If the latter story is true, then Arthur was technically foreign-born, and in 1829, citizenship in such cases passed to the child only if the father was a United States citizen, and, of course, at this point Arthur’s father was still a citizen of the British Empire.

The principal advocate of the “born in Canada” theory was Arthur’s fellow New York lawyer Arthur P. Hinman who was hired in 1880 by the Democratic Party to investigate Arthur’s ancestry.  Hinman initially undermined his owned credibility by embracing an argument that Arthur was himself born in Ireland and didn’t come to the United States until he was fourteen years old.  That story was patently false and easily disproven.

However, Hinman later discovered acquaintances of the Arthur family in Canada who told him the story of Arthur’s accidental Canadian birth.  Convinced that he now had proof of Arthur’s foreign citizenship, he published his findings in 1884 in a short book entitled How a Subject of the British Empire Became President of the United States.  Hinman’s book appeared near the end of Arthur’s presidency, and no official action was ever taken on the basic of his alleged evidence.

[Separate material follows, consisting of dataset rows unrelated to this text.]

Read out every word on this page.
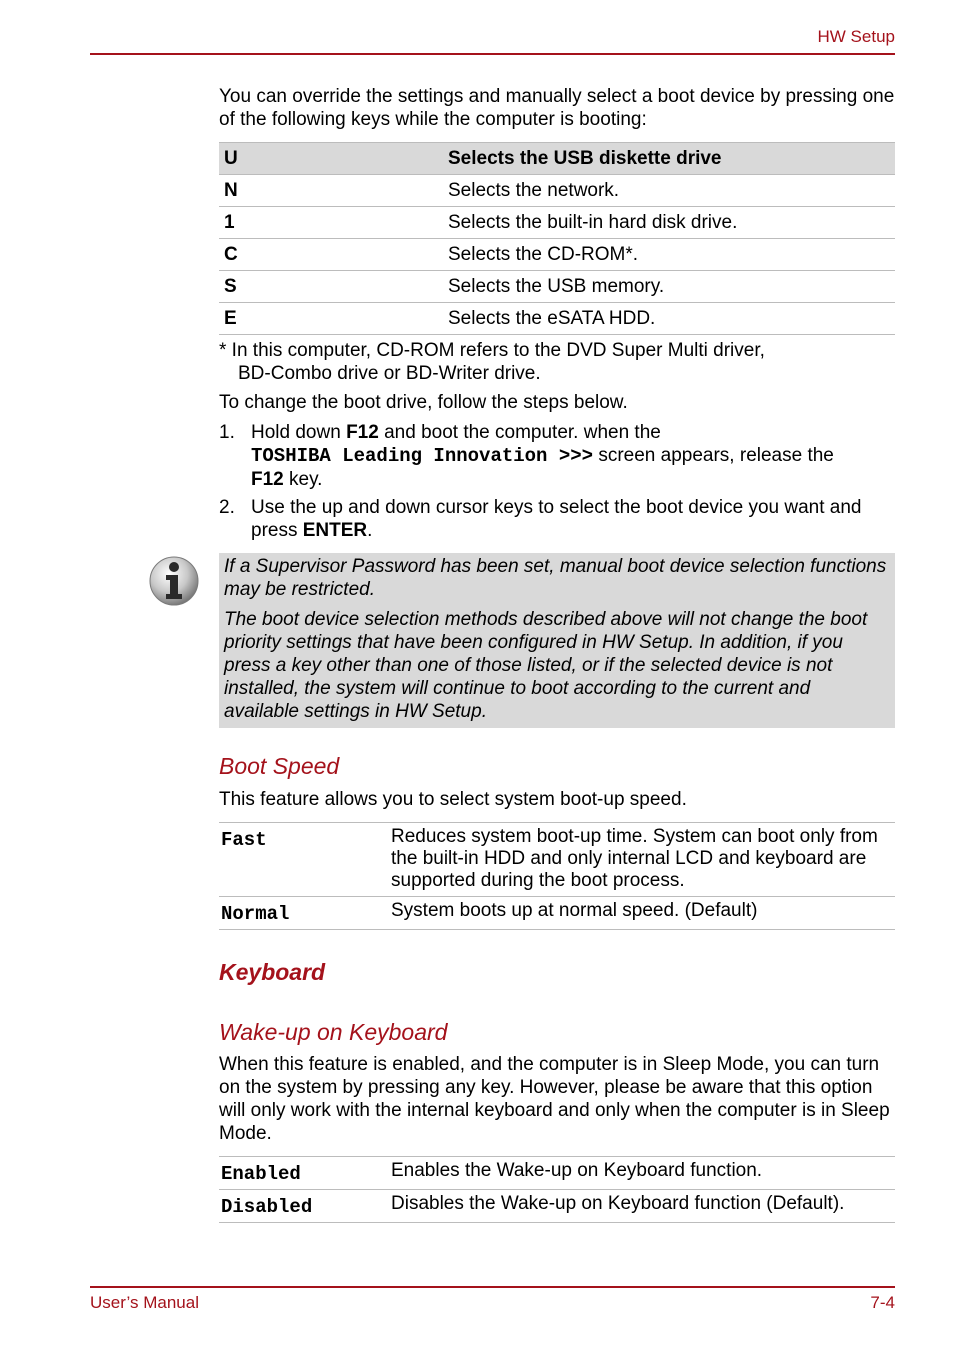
HW Setup
You can override the settings and manually select a boot device by pressing one of the following keys while the computer is booting:
U	Selects the USB diskette drive
N	Selects the network.
1	Selects the built-in hard disk drive.
C	Selects the CD-ROM*.
S	Selects the USB memory.
E	Selects the eSATA HDD.
* In this computer, CD-ROM refers to the DVD Super Multi driver,
BD-Combo drive or BD-Writer drive.
To change the boot drive, follow the steps below.
1. Hold down F12 and boot the computer. when the
TOSHIBA Leading Innovation >>> screen appears, release the
F12 key.
2. Use the up and down cursor keys to select the boot device you want and press ENTER.

If a Supervisor Password has been set, manual boot device selection functions may be restricted.

The boot device selection methods described above will not change the boot priority settings that have been configured in HW Setup. In addition, if you press a key other than one of those listed, or if the selected device is not installed, the system will continue to boot according to the current and available settings in HW Setup.

Boot Speed
This feature allows you to select system boot-up speed.
Fast	Reduces system boot-up time. System can boot only from the built-in HDD and only internal LCD and keyboard are supported during the boot process.
Normal	System boots up at normal speed. (Default)
Keyboard
Wake-up on Keyboard
When this feature is enabled, and the computer is in Sleep Mode, you can turn on the system by pressing any key. However, please be aware that this option will only work with the internal keyboard and only when the computer is in Sleep Mode.
Enabled	Enables the Wake-up on Keyboard function.
Disabled	Disables the Wake-up on Keyboard function (Default).
User’s Manual	7-4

Arthur himself always insisted that he was born in Vermont, but he may not have known the place of his birth. By the time he was six years old, his family had left Vermont for New York, and he never lived in the Green Mountain State again.  It is possible that his parents considered the circumstances of his Canadian birth to be personally embarrassing and never shared the details of the story with him.

An investigation by the Boston Globe earlier this year — no doubt inspired by the Birther controversy — confirmed that there are no official records regarding Arthur’s birth in either Vermont or in Canada.  See Boston Globe, “Chester Arthur Rumor Still Lingers in Vermont,” August 17, 2009.

We will probably never know if Arthur was really eligible to be president of the United States in 1881.